PCB’s were manufactured between 1929 and 1979 for both commercial and industrial uses. During this time, PCB’s were used in electrical and hydraulic equipment, paint, plastic, rubber, pigments, dyes, carbonless copy paper, and other products. PCB’s were also sprayed on dirt roads to keep the dust from rising. Approximately 1.5 billion pounds of PCB’s were manufactured while effects were not known.
The harmful effects of PCB’s began to be discovered in 1960, when traces of PCB’s, which had entered the environment through manufacturing spills and leaks, and traces were found in people and animals across the world. PCB’s were eventually banned in 1979.
Despite the fact that PCB’s are no longer being manufactured, they can still be found in some products manufactured before 1979, including transformers, capacitors, some electrical equipment, motor oil, oil used in hydraulic systems, fluorescent light ballasts, cable insulation, thermal insulation material, adhesives, tape, oil-based paint, caulking, and floor finishes.

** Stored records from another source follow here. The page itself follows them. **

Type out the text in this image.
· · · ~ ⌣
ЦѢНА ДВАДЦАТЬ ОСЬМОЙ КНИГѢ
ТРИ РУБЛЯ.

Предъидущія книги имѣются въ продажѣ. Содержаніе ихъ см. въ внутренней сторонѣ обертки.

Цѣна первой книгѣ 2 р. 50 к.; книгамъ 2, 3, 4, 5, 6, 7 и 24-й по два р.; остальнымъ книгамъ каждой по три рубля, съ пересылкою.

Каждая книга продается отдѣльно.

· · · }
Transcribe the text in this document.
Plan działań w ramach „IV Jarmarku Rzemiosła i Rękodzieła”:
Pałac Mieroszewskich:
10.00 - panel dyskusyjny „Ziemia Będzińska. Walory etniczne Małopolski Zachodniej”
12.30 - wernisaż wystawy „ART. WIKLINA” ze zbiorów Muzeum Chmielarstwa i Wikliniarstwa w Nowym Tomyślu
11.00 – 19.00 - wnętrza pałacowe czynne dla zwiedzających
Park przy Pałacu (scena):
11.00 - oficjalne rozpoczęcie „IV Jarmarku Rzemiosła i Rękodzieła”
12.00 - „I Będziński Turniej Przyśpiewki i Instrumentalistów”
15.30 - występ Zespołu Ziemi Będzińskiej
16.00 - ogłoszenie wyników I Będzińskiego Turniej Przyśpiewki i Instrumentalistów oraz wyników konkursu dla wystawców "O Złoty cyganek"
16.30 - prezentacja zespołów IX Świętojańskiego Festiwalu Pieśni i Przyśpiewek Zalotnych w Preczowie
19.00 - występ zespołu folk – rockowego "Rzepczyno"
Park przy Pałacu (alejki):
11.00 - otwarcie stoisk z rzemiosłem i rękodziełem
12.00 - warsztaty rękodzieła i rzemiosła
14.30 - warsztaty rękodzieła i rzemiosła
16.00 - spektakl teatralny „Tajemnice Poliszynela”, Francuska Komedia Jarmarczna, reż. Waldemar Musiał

PCB’s are a public health concern, as well as an environmental concern. They are known to cause cancer and to adversely affect the immune system, reproductive system, nervous system, and endocrine system. PCB’s do not easily break down, and therefore remain in the environment for a long time. They cycle between air, water, and soil, and can accumulate in small organisms as well as plants and food crops. PCB’s can also be carried a long way from the source of the contamination, and therefore, are found all over the world.